Significance of Iran’s Only Female Olympic Medalist’s Defection

Significance of Iran’s Only Female Olympic Medalist’s Defection

The announcement on Sunday by Iran’s only female Olympic medallist, Kimia Alizadeh, that she will defect is the latest in a series of high-profile changes of nationality from the country’s top athletes.

The defections have been for a variety of reasons and across many different sports. Here are some of the most significant.

Kimia Alizadeh

Alizadeh made history when she competed in taekwondo at the Rio Olympics in 2016.

Aged only 18, she beat Sweden’s Nikita Glasnovic 5-1 in the bout for the bronze in the -57kg category. It made her the first Iranian woman to win an Olympic medal.

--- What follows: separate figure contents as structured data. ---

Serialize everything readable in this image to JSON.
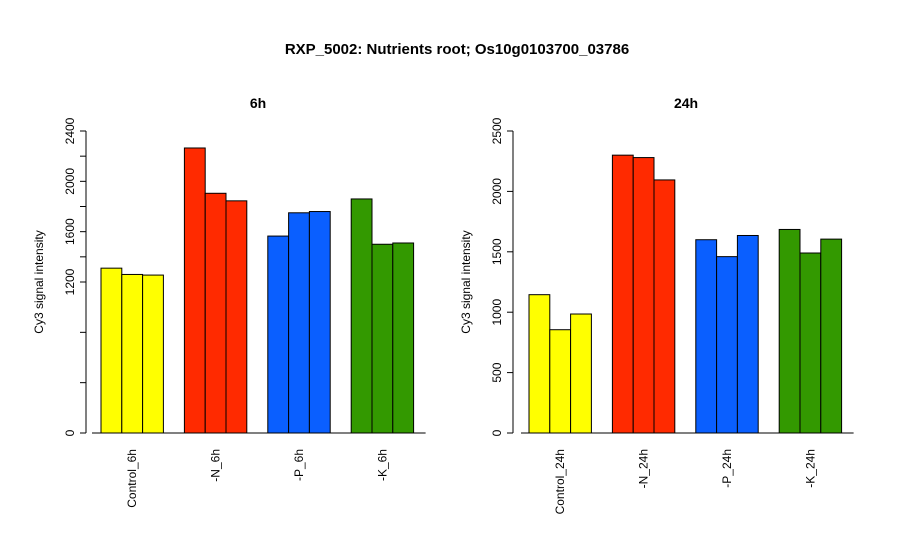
{
  "main_title": "RXP_5002: Nutrients root; Os10g0103700_03786",
  "chart_data": [
    {
      "type": "bar",
      "title": "6h",
      "ylabel": "Cy3 signal intensity",
      "ylim": [
        0,
        2400
      ],
      "yticks": [
        "0",
        "1200",
        "1600",
        "2000",
        "2400"
      ],
      "ytick_values": [
        0,
        1200,
        1600,
        2000,
        2400
      ],
      "minor_ticks": [
        400,
        800,
        1400,
        1800,
        2200
      ],
      "categories": [
        "Control_6h",
        "-N_6h",
        "-P_6h",
        "-K_6h"
      ],
      "groups": [
        {
          "category": "Control_6h",
          "color": "#FFFF00",
          "values": [
            1310,
            1260,
            1255
          ]
        },
        {
          "category": "-N_6h",
          "color": "#FF2A00",
          "values": [
            2265,
            1905,
            1845
          ]
        },
        {
          "category": "-P_6h",
          "color": "#0A5FFF",
          "values": [
            1565,
            1750,
            1760
          ]
        },
        {
          "category": "-K_6h",
          "color": "#339900",
          "values": [
            1860,
            1500,
            1510
          ]
        }
      ]
    },
    {
      "type": "bar",
      "title": "24h",
      "ylabel": "Cy3 signal intensity",
      "ylim": [
        0,
        2500
      ],
      "yticks": [
        "0",
        "500",
        "1000",
        "1500",
        "2000",
        "2500"
      ],
      "ytick_values": [
        0,
        500,
        1000,
        1500,
        2000,
        2500
      ],
      "minor_ticks": [],
      "categories": [
        "Control_24h",
        "-N_24h",
        "-P_24h",
        "-K_24h"
      ],
      "groups": [
        {
          "category": "Control_24h",
          "color": "#FFFF00",
          "values": [
            1145,
            855,
            985
          ]
        },
        {
          "category": "-N_24h",
          "color": "#FF2A00",
          "values": [
            2300,
            2280,
            2095
          ]
        },
        {
          "category": "-P_24h",
          "color": "#0A5FFF",
          "values": [
            1600,
            1460,
            1635
          ]
        },
        {
          "category": "-K_24h",
          "color": "#339900",
          "values": [
            1685,
            1490,
            1605
          ]
        }
      ]
    }
  ]
}
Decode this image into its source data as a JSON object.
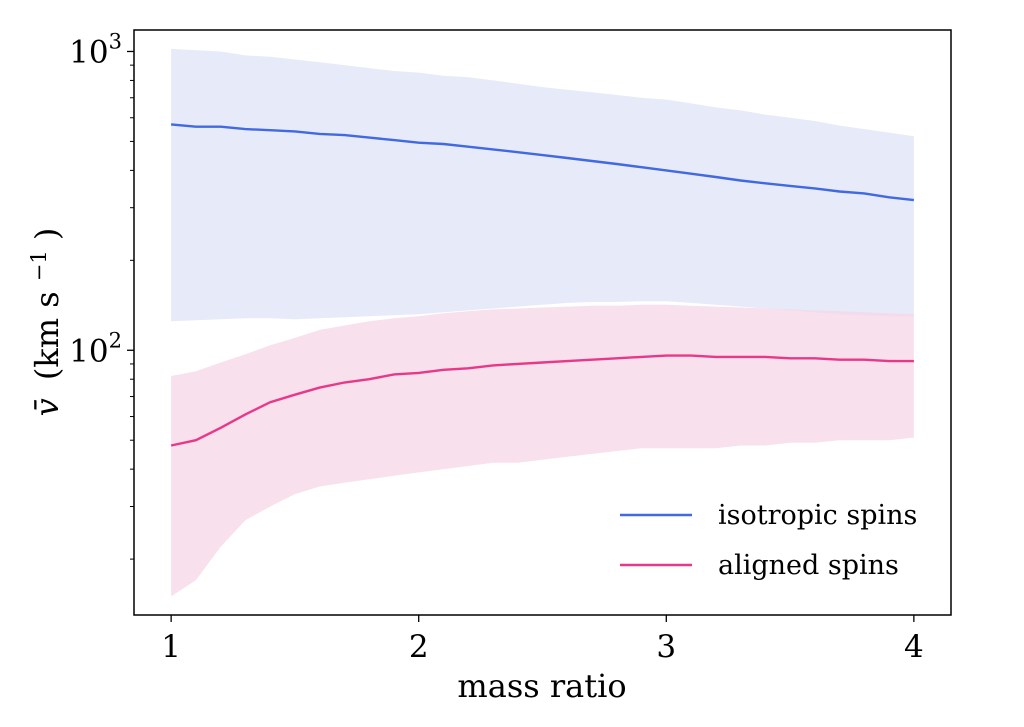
{
  "chart_data": {
    "type": "line",
    "title": "",
    "xlabel": "mass ratio",
    "ylabel_main": "v̄",
    "ylabel_unit": "(km s",
    "ylabel_exp": "−1",
    "ylabel_close": ")",
    "xlim": [
      0.85,
      4.15
    ],
    "ylim": [
      13.0,
      1180.0
    ],
    "yscale": "log",
    "grid": false,
    "legend_position": "lower-right",
    "x_ticks": [
      {
        "value": 1,
        "label": "1"
      },
      {
        "value": 2,
        "label": "2"
      },
      {
        "value": 3,
        "label": "3"
      },
      {
        "value": 4,
        "label": "4"
      }
    ],
    "y_ticks": [
      {
        "value": 100,
        "base": "10",
        "exp": "2"
      },
      {
        "value": 1000,
        "base": "10",
        "exp": "3"
      }
    ],
    "x": [
      1.0,
      1.1,
      1.2,
      1.3,
      1.4,
      1.5,
      1.6,
      1.7,
      1.8,
      1.9,
      2.0,
      2.1,
      2.2,
      2.3,
      2.4,
      2.5,
      2.6,
      2.7,
      2.8,
      2.9,
      3.0,
      3.1,
      3.2,
      3.3,
      3.4,
      3.5,
      3.6,
      3.7,
      3.8,
      3.9,
      4.0
    ],
    "series": [
      {
        "name": "isotropic spins",
        "color": "#4169e1",
        "band_color": "#dfe3f6",
        "median": [
          570,
          560,
          560,
          550,
          545,
          540,
          530,
          525,
          515,
          505,
          495,
          490,
          480,
          470,
          460,
          450,
          440,
          430,
          420,
          410,
          400,
          390,
          380,
          370,
          362,
          355,
          348,
          340,
          335,
          325,
          318
        ],
        "upper": [
          1020,
          1010,
          1000,
          970,
          960,
          940,
          920,
          900,
          880,
          860,
          850,
          830,
          820,
          800,
          780,
          760,
          745,
          730,
          715,
          700,
          690,
          670,
          650,
          635,
          615,
          600,
          585,
          565,
          550,
          535,
          520
        ],
        "lower": [
          125,
          126,
          127,
          128,
          128,
          127,
          128,
          129,
          130,
          131,
          132,
          134,
          136,
          138,
          140,
          142,
          144,
          145,
          145,
          146,
          146,
          144,
          142,
          140,
          138,
          136,
          134,
          132,
          131,
          130,
          130
        ]
      },
      {
        "name": "aligned spins",
        "color": "#e8388a",
        "band_color": "#f6d6e7",
        "median": [
          48,
          50,
          55,
          61,
          67,
          71,
          75,
          78,
          80,
          83,
          84,
          86,
          87,
          89,
          90,
          91,
          92,
          93,
          94,
          95,
          96,
          96,
          95,
          95,
          95,
          94,
          94,
          93,
          93,
          92,
          92
        ],
        "upper": [
          82,
          85,
          91,
          97,
          104,
          110,
          117,
          121,
          125,
          128,
          130,
          133,
          135,
          137,
          138,
          139,
          140,
          141,
          141,
          142,
          142,
          141,
          140,
          139,
          138,
          137,
          136,
          135,
          134,
          133,
          132
        ],
        "lower": [
          15,
          17,
          22,
          27,
          30,
          33,
          35,
          36,
          37,
          38,
          39,
          40,
          41,
          42,
          42,
          43,
          44,
          45,
          46,
          47,
          47,
          47,
          47,
          48,
          48,
          49,
          49,
          50,
          50,
          50,
          51
        ]
      }
    ]
  }
}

But in the wake of that success, she felt the country’s authorities were using her success as a propaganda tool.

Now 21, she disappeared last week, with rumours circulating she was seeking to settle in the Netherlands.

Though she has not confirmed where she is, she has announced in an Instagram post that she left Iran because she did not want to be part of “hypocrisy, lies, injustice and flattery”.

“I wore whatever they told me and repeated whatever they ordered. Every sentence they ordered I repeated. None of us matter for them, we are just tools,” she wrote.

She has described herself as “one of the millions of oppressed women in Iran”.

As significant as Alizardeh’s defection is, it is not even the first major Iranian sporting defection of 2020 – less than two weeks into the year.

Two leading figures in Iranian chess, Shohreh Bayat and Mitra Hejazipour, have both been expelled for removing their hijab in competitions outside of the country. This action is considered defiance of Iran’s compulsory Islamic dress code.

Bayat is an international chess referee – Asia’s only Grade-A arbiter at that – and previously was the first woman to be general secretary of a sports federation in Iran. She said she would not be returning to Iran after photos were published showing her not wearing the compulsory headscarf during Shanghai Women’s World Championship 2020 games.

When the photographs first emerged, Bayat’s father said her headscarf had fallen accidentally. But pictures later showed her without it at other games. Nigel Short, the vice-president of the International Chess Federation (Fide), posted one of the photos on Twitter saying Bayat is “a great ambassador for her country”, and Bayat retweeted it.

Her father now says she is “worried about going on with her activities in Iran” and is seeking to continue in another country.

Meanwhile on 2 January, the Iran Chess Federation expelled veteran female chess grandmaster Mitra Hejazipour for removing her scarf during the World Rapid and Blitz Chess Championship in Moscow.

Hejazipour, who said she will now compete in a private capacity and live in France, was told she “has no place in the Islamic Republic’s national team any more”.

Meanwhile at the end of 2019, the world number two junior player, Alireza Firouzja, competed under a Fide flag instead of the Iranian one.

For political reasons, Iran has had a blanket ban on any athletes competing against Israeli opposition; Iran does not recognise the state of Israel.

But because this ban violates the rules of most international sporting federations, it has put several athletes in a difficult situation in competitions – in particular sports at which both Iran and Israel have talent, such as wrestling and judo.